Even so might we be. Even so, in a less degree, are we sometimes so unlike ourselves, so ashamed of ourselves, so torn asunder with passions and lusts, delighting in God's law and all that is good in our hearts, and yet finding another law in us which makes us slaves at moments to our basest passions--to anger, fear, spite, covetousness--that when we think of it we are ready to cry with St. Paul, 'Oh, wretched man that I am, who shall deliver me from the body of this death?'
Who? Who but he of whom St. Paul tells us, gives the answer in the very next verse, 'I thank God, that God himself will, through Jesus Christ our Lord.'
Oh, my friends, whosoever of you have ever felt angry with yourselves, discontented with yourselves, ashamed of yourselves (and he that has not felt so knows no more about himself than a dumb animal does)--you that have felt so, listen to St. Paul's glorious news and take comfort. Do you wish to be right? Do you wish to be what God intended you to be before all worlds? Do you wish that of you the glorious words may come true, 'And God saw all that he had made, and behold it was very good?'
Then believe this. That all which is good in you God has made; and that he will take care of what he has made, for he loves it; that all which is bad in you, God has NOT made, and therefore he will destroy it; for he hates all that he has not made, and will not suffer it in his world; and that if you, your heart, your will, are enlisted on the good side, if you are wishing and trying that the good nature in you should conquer the bad, then you are on the side of God himself, and God himself is on your side; and 'if God be for you, who shall be against you?' Before all worlds, from eternity itself, God said, 'Let us make man in our own likeness;' and nothing can hinder God's word but the man himself. The word of God comes down, says the prophet, as the rain and the dew from heaven, and, like the rain and dew, returns not to him void, but prospers in the thing whereto he sends it; only if the ground be hard and barren, and determined to bring forth thorns and briars, rather than corn and fruit, is it cursed, and near to burning; and only if a man loves his fallen nature better than the noble, just, loving, generous grace of God, and gives himself willingly up to the likeness of the beasts which perish, can God's purpose towards him become of none effect.
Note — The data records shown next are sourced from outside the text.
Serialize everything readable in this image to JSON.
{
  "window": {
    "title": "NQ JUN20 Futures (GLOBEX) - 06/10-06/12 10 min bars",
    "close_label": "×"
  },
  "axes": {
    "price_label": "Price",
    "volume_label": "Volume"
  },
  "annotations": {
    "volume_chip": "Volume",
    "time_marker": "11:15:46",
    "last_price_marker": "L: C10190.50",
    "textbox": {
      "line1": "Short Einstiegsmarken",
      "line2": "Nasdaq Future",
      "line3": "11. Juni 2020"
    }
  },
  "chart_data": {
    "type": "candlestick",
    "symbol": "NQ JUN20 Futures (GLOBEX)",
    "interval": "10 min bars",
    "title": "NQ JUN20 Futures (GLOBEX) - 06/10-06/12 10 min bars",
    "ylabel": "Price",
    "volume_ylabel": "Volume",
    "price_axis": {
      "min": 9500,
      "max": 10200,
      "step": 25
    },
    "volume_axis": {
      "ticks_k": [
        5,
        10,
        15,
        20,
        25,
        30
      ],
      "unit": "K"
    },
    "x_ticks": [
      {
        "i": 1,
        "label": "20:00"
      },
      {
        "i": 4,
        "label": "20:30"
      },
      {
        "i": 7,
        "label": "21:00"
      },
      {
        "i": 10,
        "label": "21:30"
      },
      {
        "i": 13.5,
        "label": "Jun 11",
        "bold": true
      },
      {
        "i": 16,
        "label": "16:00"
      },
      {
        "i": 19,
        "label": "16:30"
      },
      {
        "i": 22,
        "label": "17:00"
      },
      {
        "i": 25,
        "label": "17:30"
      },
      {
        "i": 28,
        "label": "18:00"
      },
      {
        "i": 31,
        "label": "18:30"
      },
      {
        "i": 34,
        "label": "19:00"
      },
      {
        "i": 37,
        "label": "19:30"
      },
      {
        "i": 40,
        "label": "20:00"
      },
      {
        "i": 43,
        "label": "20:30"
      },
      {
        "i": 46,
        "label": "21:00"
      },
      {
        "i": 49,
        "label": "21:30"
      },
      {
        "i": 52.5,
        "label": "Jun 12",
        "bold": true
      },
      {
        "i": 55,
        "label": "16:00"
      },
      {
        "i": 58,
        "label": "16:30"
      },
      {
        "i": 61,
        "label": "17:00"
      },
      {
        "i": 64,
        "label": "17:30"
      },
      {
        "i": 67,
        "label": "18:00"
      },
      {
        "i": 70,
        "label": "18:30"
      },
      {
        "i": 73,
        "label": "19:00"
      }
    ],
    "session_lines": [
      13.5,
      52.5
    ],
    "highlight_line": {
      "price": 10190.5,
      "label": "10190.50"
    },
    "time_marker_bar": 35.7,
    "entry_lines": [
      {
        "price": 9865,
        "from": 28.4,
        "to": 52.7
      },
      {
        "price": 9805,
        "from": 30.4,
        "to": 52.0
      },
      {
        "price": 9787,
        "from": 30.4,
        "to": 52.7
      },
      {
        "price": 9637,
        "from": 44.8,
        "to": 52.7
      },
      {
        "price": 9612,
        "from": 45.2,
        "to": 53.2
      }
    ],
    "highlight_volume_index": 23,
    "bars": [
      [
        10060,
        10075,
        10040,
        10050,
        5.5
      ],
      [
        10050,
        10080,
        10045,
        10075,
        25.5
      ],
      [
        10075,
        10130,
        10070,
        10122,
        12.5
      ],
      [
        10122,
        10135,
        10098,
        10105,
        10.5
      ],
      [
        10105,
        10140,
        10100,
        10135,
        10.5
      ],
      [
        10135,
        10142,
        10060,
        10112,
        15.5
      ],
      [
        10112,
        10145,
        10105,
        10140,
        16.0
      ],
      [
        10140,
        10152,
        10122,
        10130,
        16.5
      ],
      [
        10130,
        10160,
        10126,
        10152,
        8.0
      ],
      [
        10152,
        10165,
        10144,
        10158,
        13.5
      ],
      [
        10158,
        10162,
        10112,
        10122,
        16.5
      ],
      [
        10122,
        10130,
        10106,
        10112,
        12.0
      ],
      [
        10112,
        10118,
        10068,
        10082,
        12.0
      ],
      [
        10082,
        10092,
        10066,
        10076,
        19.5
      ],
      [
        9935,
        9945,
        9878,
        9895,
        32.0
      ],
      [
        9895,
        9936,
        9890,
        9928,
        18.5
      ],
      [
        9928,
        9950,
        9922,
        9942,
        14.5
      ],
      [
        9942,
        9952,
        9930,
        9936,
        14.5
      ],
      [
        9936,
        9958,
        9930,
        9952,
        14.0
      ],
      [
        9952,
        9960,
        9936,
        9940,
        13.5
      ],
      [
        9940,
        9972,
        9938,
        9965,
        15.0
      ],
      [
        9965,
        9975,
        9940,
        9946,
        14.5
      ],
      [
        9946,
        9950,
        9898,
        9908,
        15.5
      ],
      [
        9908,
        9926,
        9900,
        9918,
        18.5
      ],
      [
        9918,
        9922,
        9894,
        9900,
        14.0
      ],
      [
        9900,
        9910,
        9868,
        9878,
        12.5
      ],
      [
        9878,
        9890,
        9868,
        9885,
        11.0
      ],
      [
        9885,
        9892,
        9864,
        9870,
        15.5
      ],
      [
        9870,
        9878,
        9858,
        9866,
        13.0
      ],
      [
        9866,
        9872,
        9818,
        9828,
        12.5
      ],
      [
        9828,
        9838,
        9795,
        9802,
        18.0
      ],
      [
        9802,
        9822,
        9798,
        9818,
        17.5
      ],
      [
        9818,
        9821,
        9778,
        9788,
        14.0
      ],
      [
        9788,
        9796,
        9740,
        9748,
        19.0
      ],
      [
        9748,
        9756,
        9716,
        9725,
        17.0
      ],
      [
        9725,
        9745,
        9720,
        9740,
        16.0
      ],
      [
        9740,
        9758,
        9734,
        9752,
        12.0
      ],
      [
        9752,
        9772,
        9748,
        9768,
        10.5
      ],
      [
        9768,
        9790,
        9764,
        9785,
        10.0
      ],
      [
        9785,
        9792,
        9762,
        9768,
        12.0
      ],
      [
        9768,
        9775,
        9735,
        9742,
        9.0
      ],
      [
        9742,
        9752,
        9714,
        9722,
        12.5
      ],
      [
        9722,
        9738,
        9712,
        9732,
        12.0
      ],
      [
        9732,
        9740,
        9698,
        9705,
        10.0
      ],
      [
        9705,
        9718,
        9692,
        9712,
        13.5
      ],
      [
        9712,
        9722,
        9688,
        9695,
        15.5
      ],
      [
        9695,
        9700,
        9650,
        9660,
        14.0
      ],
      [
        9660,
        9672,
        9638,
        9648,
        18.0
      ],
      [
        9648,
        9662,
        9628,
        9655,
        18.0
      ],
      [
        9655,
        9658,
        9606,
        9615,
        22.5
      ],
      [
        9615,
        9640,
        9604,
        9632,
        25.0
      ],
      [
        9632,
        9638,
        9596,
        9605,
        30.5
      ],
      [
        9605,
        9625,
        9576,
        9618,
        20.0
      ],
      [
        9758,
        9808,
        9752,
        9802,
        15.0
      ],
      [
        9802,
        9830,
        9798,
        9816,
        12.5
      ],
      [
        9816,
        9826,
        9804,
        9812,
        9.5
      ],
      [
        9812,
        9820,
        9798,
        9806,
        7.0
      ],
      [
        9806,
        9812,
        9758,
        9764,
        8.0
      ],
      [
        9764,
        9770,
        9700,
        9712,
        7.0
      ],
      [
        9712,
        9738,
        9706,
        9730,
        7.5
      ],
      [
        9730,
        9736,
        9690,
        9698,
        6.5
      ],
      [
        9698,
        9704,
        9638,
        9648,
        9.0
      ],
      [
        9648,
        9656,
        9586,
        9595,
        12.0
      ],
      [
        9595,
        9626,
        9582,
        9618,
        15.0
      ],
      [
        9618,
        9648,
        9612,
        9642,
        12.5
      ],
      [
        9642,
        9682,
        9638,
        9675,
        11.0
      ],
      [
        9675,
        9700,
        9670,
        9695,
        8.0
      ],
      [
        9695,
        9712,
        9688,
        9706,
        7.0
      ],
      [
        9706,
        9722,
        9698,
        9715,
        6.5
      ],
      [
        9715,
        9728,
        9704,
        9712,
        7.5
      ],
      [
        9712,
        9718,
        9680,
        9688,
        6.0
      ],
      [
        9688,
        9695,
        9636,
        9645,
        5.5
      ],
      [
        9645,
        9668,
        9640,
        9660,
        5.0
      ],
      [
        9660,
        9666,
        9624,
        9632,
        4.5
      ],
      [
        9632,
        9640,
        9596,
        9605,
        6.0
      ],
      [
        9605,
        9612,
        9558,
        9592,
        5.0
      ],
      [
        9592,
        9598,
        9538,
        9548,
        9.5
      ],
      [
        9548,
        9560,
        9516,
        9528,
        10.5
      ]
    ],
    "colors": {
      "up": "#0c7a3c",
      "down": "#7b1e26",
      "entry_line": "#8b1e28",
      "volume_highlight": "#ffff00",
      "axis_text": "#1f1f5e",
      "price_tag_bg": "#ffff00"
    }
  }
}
Take courage, then. If thou dislikest thy sins, so does God. If thou art fighting against thy worse feelings, so is God. On thy side is God who made all, and Christ who died for all, and the Holy Spirit who alone gives wisdom, purity, nobleness. How canst thou fail when he is on thy side? On thy side are all spirits of just men made perfect, all wise and good souls and persons in earth and heaven, all good and wholesome influences, whether of nature or of grace, of matter or of mind. How canst thou fail if they are on thy side? God, I say, and all that God has made, are working together to bring true of thee the word of God--'And God saw all that he had made, and behold it was very good.' Believe, and endure to the end, and thou shalt be found in Christ at the last day; and, being in Christ, have thy share at last in the blessing which the Father pronounces everlastingly on Christ, and on the members of Christ, 'This is my beloved son, in whom I am well pleased.' Amen.